Upon arrival at the surface, a series of valves and pipes are utilized to controllably direct the wellbore returns to either a mud/gas separator or to a de-gasser. A separator typically comprises a cylindrical or spherical vessel and can be either horizontal or vertical. It is used to separate gas from the drilling fluid and gas mixture. In the separator, the mixture is usually passed over a series of baffles designed to separate gas and mud. Liberated free gas is moved to a flare line and the mud is discharged to a shale shaker and to a mud tank. A de-gasser is used when the gas content of the drilling fluid is relatively lower and it operates on much the same principles as the separator. A vacuum is applied to the fluid as it is passed over the baffles to increase surface area, thereby promoting the liberation of dissolved gas.

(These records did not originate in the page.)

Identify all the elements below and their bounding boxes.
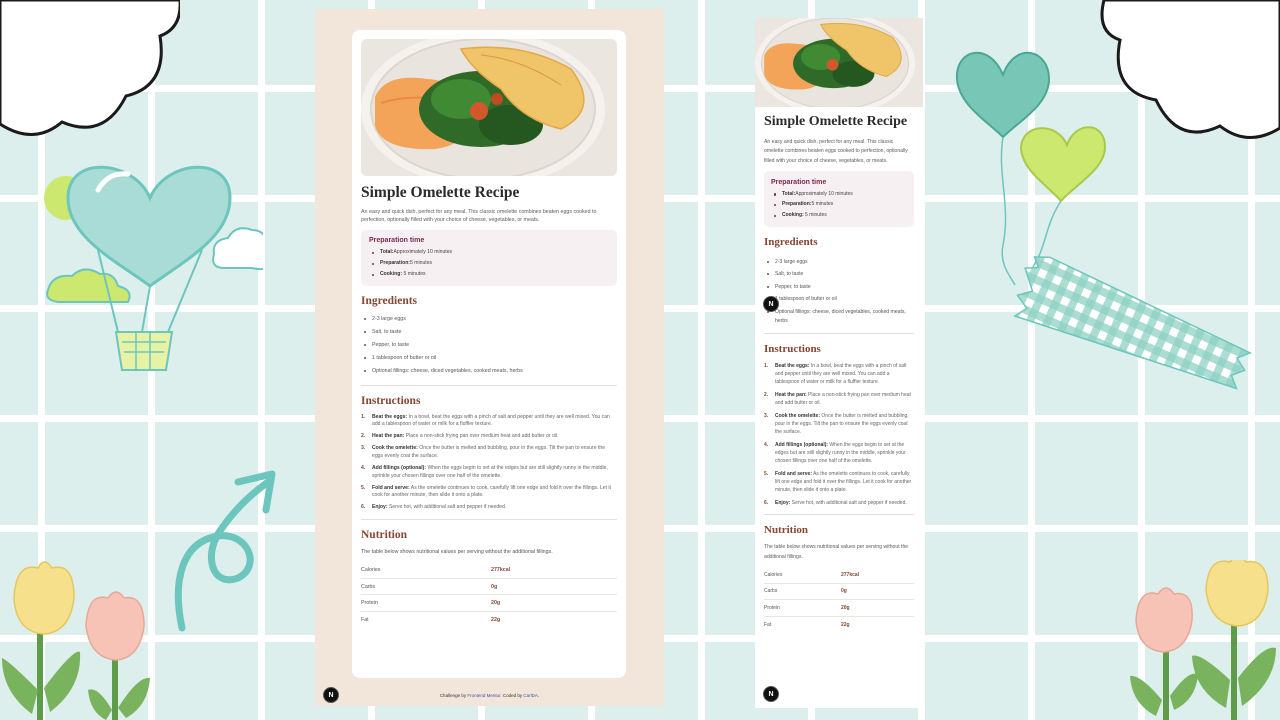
prep-item: Preparation:5 minutes (771, 199, 907, 210)
recipe-description: An easy and quick dish, perfect for any … (764, 139, 908, 164)
cloud-top-right-decoration (1100, 0, 1280, 139)
prep-item: Cooking: 5 minutes (369, 269, 609, 280)
nutrition-row: Calories 277kcal (764, 567, 914, 584)
ingredient-item: Salt, to taste (361, 326, 617, 339)
preparation-time-box: Preparation time Total:Approximately 10 … (361, 230, 617, 286)
ingredient-item: Salt, to taste (764, 268, 914, 281)
prep-item: Cooking: 5 minutes (771, 210, 907, 221)
nutrition-row: Fat 22g (361, 617, 501, 624)
divider (764, 332, 914, 334)
nutrition-row: Fat 22g (764, 622, 850, 629)
instruction-step: 5. Fold and serve: As the omelette contin… (764, 470, 912, 494)
nutrition-heading: Nutrition (361, 528, 407, 541)
nutrition-row: Carbs 0g (764, 584, 914, 601)
ingredients-list: 2-3 large eggs Salt, to taste Pepper, to… (361, 313, 617, 378)
mobile-preview-panel: Simple Omelette Recipe An easy and quick… (755, 18, 923, 708)
author-link[interactable]: CarlDA (523, 693, 538, 698)
instruction-step: 5. Fold and serve: As the omelette contin… (361, 484, 611, 499)
ingredients-list: 2-3 large eggs Salt, to taste Pepper, to… (764, 256, 914, 326)
instruction-step: 3. Cook the omelette: Once the butter is … (764, 412, 909, 436)
instruction-step: 4. Add fillings (optional): When the eggs… (764, 441, 906, 465)
nutrition-table: Calories 277kcal Carbs 0g Protein 20g Fat 22… (764, 567, 914, 634)
ingredient-item: 2-3 large eggs (361, 313, 617, 326)
ingredient-item: Optional fillings: cheese, diced vegetab… (361, 365, 617, 378)
recipe-title: Simple Omelette Recipe (361, 184, 520, 201)
instruction-step: 4. Add fillings (optional): When the eggs… (361, 465, 608, 479)
ingredient-item: Pepper, to taste (764, 281, 914, 294)
recipe-title: Simple Omelette Recipe (764, 114, 908, 129)
instruction-step: 1. Beat the eggs: In a bowl, beat the egg… (764, 362, 907, 386)
divider (764, 514, 914, 516)
divider (361, 518, 617, 520)
recipe-card: Simple Omelette Recipe An easy and quick… (352, 30, 626, 678)
instruction-step: 3. Cook the omelette: Once the butter is … (361, 445, 606, 459)
ingredient-item: 1 tablespoon of butter or oil (764, 293, 914, 306)
heart-balloon-illustration (44, 165, 263, 371)
divider (361, 384, 617, 386)
ingredient-item: Optional fillings: cheese, diced vegetab… (764, 306, 914, 326)
ingredient-item: Pepper, to taste (361, 339, 617, 352)
ingredient-item: 1 tablespoon of butter or oil (361, 352, 617, 365)
instructions-list: 1. Beat the eggs: In a bowl, beat the egg… (361, 414, 617, 512)
instruction-step: 6. Enjoy: Serve hot, with additional salt… (361, 504, 507, 511)
nutrition-row: Calories 277kcal (361, 562, 617, 579)
nutrition-intro: The table below shows nutritional values… (361, 548, 553, 555)
prep-item: Preparation:5 minutes (369, 258, 609, 269)
desktop-preview-panel: Simple Omelette Recipe An easy and quick… (315, 9, 664, 706)
nutrition-row: Carbs 0g (361, 579, 617, 596)
nutrition-intro: The table below shows nutritional values… (764, 544, 909, 560)
tulips-left-illustration (2, 561, 150, 720)
nextjs-badge-button[interactable]: N (763, 686, 779, 702)
instruction-step: 2. Heat the pan: Place a non-stick frying… (764, 391, 911, 406)
instruction-step: 6. Enjoy: Serve hot, with additional salt… (764, 500, 907, 507)
nutrition-row: Protein 20g (361, 595, 617, 613)
ingredient-item: 2-3 large eggs (764, 256, 914, 269)
ingredients-heading: Ingredients (764, 235, 818, 248)
recipe-description: An easy and quick dish, perfect for any … (361, 209, 597, 223)
heart-balloons-right-illustration (955, 51, 1107, 285)
preparation-time-heading: Preparation time (369, 237, 425, 244)
instructions-heading: Instructions (764, 342, 821, 355)
preparation-time-heading: Preparation time (771, 178, 827, 186)
cloud-top-left-decoration (0, 0, 180, 136)
instruction-step: 2. Heat the pan: Place a non-stick frying… (361, 433, 559, 440)
curly-arrow-illustration (174, 470, 276, 632)
nutrition-row: Protein 20g (764, 600, 914, 617)
attribution: Challenge by Frontend Mentor. Coded by C… (439, 693, 540, 698)
omelette-image (755, 18, 923, 107)
gingham-tape-illustration (1013, 256, 1253, 390)
omelette-image (361, 39, 617, 176)
instruction-step: 1. Beat the eggs: In a bowl, beat the egg… (361, 413, 610, 428)
instructions-heading: Instructions (361, 394, 421, 407)
preparation-time-box: Preparation time Total:Approximately 10 … (764, 170, 914, 227)
nextjs-badge-button[interactable]: N (323, 687, 339, 703)
instructions-list: 1. Beat the eggs: In a bowl, beat the egg… (764, 362, 914, 508)
prep-item: Total:Approximately 10 minutes (369, 247, 609, 258)
tulips-right-illustration (1130, 560, 1276, 720)
frontend-mentor-link[interactable]: Frontend Mentor (467, 693, 500, 698)
prep-item: Total:Approximately 10 minutes (771, 189, 907, 200)
nutrition-heading: Nutrition (764, 524, 808, 537)
ingredients-heading: Ingredients (361, 295, 418, 307)
nextjs-badge-button[interactable]: N (763, 296, 779, 312)
nutrition-table: Calories 277kcal Carbs 0g Protein 20g Fat 22… (361, 562, 617, 629)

During drilling operations, it is important to maintain constant down-hole hydrostatic pressure to prevent formation fluids from entering into the wellbore as mentioned above. This can be challenging due to shifting wellbore conditions and interruptions to drilling operations, such as tripping pipe. To maintain down-hole hydrostatic pressure, conventional drilling operations utilize one or more chokes at the well head. The primary role of the choke is to regulate the flow of wellbore returns from the well head. The choke comprises an adjustable orifice that can be opened or closed to control the flow rate of the wellbore returns, which in turn regulates down-hole pressure. There are both fixed and adjustable chokes, the latter being more conducive to enabling the fluid flow and pressure parameters to be adjusted to suit process and production requirements. However, the chokes, whether fixed or adjustable, are prone to wear, erosion and becoming clogged with cuttings and debris. Further, the chokes do not accurately measure wellbore return volume.
There is a need in the art for an apparatus and a method of controlling wellbore returns to regulate down-hole hydrostatic pressure that may mitigate the problems of existing choke devices, or provide an alternative to existing choke devices.